El ourensano Daniel Minimalia cuenta los días para que el Grammy que acaba de ganar le llegue a casa. Este compositor y guitarrista que aprendió de forma autodidacta a tocar fusiona en sus trabajos melodías de diferentes estilos, incluido el rock duro. Ayer, se reconocía “contento pero perdido” tras recibir el Grammy Latino al mejor álbum instrumental por su disco “Terra”, un homenaje con título gallego a lo orgánico. A pesar del galardón, que dedicó a su madre fallecida este invierno.

–Este Grammy le llega en un momento complicado por el Covid-19 y las restricciones.

–Sí, pero el último concierto aún lo tuve hace dos semanas en Guadalajara, por miedo a que se pusieran las cosas más feas esta semana hemos pasado los conciertos para finales de febrero. Hasta mayo, seguirá con la gira nacional para tocar en verano en Galicia.

–La voz de Esmeralda Grao ‘rompe’ este álbum instrumental de “Terra” de manera sorprendente. ¿Cómo surgió la colaboración?

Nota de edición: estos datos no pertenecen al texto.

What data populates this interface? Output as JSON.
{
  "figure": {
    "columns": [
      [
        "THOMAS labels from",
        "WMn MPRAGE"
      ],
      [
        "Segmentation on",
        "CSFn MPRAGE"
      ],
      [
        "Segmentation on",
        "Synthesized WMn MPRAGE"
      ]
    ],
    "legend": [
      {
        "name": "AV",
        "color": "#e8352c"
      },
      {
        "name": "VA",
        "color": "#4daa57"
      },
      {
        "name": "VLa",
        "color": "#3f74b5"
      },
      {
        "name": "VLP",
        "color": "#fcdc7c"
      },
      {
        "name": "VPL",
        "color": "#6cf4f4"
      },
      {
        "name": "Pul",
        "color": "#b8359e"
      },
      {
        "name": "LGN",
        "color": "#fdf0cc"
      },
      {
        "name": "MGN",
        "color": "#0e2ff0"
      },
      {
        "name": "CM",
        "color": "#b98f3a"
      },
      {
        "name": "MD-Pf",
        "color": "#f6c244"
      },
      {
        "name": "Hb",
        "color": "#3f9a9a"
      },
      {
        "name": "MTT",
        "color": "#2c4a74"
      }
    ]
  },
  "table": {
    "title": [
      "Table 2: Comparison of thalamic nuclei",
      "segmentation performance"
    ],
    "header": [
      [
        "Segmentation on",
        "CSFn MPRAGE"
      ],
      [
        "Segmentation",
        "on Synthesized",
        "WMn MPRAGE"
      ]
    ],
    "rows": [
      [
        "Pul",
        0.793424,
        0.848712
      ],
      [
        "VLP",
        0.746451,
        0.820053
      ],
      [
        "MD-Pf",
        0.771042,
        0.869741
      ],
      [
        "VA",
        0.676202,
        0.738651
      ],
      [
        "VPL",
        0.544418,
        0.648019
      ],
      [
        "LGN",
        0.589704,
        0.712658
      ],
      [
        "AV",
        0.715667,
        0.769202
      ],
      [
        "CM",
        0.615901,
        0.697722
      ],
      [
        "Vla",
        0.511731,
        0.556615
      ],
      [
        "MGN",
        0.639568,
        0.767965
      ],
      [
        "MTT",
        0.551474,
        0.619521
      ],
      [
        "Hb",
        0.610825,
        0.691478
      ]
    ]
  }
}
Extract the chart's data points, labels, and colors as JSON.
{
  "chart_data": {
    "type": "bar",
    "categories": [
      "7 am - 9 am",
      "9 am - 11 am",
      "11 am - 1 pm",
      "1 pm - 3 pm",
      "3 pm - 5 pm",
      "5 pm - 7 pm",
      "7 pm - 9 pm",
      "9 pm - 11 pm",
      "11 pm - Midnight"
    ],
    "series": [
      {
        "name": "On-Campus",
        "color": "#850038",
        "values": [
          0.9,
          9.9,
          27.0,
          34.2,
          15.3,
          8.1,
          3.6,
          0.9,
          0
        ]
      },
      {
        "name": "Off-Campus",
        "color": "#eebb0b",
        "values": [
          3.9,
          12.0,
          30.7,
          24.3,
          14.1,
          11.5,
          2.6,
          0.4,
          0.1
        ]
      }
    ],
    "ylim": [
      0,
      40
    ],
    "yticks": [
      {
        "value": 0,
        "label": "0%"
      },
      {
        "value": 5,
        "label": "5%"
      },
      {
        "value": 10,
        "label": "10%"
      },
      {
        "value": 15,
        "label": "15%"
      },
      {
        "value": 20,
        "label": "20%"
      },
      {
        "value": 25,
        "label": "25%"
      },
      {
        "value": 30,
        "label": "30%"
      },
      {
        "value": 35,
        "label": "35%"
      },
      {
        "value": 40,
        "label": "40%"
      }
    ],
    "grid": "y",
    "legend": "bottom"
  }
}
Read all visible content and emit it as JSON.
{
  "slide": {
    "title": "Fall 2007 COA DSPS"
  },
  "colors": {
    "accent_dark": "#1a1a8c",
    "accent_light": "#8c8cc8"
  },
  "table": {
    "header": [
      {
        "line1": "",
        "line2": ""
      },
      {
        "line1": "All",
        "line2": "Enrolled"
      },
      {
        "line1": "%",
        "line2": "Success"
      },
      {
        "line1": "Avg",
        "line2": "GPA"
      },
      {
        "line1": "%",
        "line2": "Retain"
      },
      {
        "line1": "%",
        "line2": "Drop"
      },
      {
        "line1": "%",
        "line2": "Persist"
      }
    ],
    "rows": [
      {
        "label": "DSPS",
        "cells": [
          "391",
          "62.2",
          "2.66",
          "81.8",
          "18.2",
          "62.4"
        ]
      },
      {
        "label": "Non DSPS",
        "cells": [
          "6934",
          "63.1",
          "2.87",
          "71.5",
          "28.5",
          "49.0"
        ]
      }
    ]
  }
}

–Yo la conocía de cuando ponía las voces a los temas de Nacho Cano. Ella está de gira con Melendi y como tengo muchos amigos en el círculo de este artista me pusieron en contacto con ella y desde el primer minuto se portó muy bien personalmente.

–¿Qué considera que fue lo que pesó para que le concediesen el Grammy?

–Tengo algo, no sé, quizás personalidad, una manera muy particular de tocar la guitarra, de componer las canciones, un estilo muy reconocible. También practico la fusión, un poco de música clásica, celta, de latinoamérica... pienso que para la Academia puede sonarle fresco, diferente, lo que hago. También creo que se valora la trayectoria. Es mi cuarto disco pero llevo trabajando en el extranjero desde 2013. Al final, es recoger los frutos de muchos años.

–La nominación años atrás al Hollywood Music Award en una edición y el ganarlo en otra, ¿pudo ser un punto de inflexión en su carrera?

–A lo mejor, este momento va a ser un punto de inflexión para ciertas cosas, pero mirando hacia atrás, creo que ha habido constancia. Yo fui por un camino por el que nadie iba, defendiendo la música instrumental. Hubo momentos en los que lo pasé muy mal. Pero lo que en un principio fue un handicap, al final fue mi principal ventaja: hacer algo que no hace nadie y funciona.

–¿A qué se refiere con pasarlo muy mal?

–Comienzas de cero, nadie te conoce y, por encima, haces un proyecto instrumental sobre el que, al principio, había muchos prejuicios, y las cosas no salían bien. Había que caerse, levantarse.

–¿Le aburre la etiqueta de “El Mike Oldfield español”?

–Le doy la importancia justa. En mi primer disco, sí había algunos temas con reminiscencias al “Tubular bells” y demás. Me embarqué en una gira de la que salí vivo, lo que fue un logro. En la música instrumental, hay pocos referentes y uno de ellos es Mike Oldfield. Me quedó esa etiqueta que con el tiempo voy olvidando.

–¿Desvirtúan los sonidos digitales la música?

–Es como todo, depende de la medida en la que se use. Hay cosas tan procesadas en música que es difícil de escuchar. Las tecnologías bien empleadas pueden ser un instrumento más. Se peca en exceso en los temas que más venden.

–¿Dónde ahondan las raíces de “Terra”?

–Es un disco 100% orgánico, que no utiliza computadoras. Quería hacerle un guiño a la tierra donde nace todo.

–Su disco es como un viaje por los sonidos, temas como “Babel” no tienen nada que ver con “Taurus” o “El Faro”.

–Hacer un disco homogéneo al 100% con el mismo tipo de canciones me aburre mucho. En Babel, por ejemplo, se escucha el sharod, un instrumento mozárabe, con sonidos de banda sonora, heavy...

–¿Con quien sueña trabajar?

–Con mucha gente, pero, hombre, por el feeling guitarrista, con Santana; es legendario.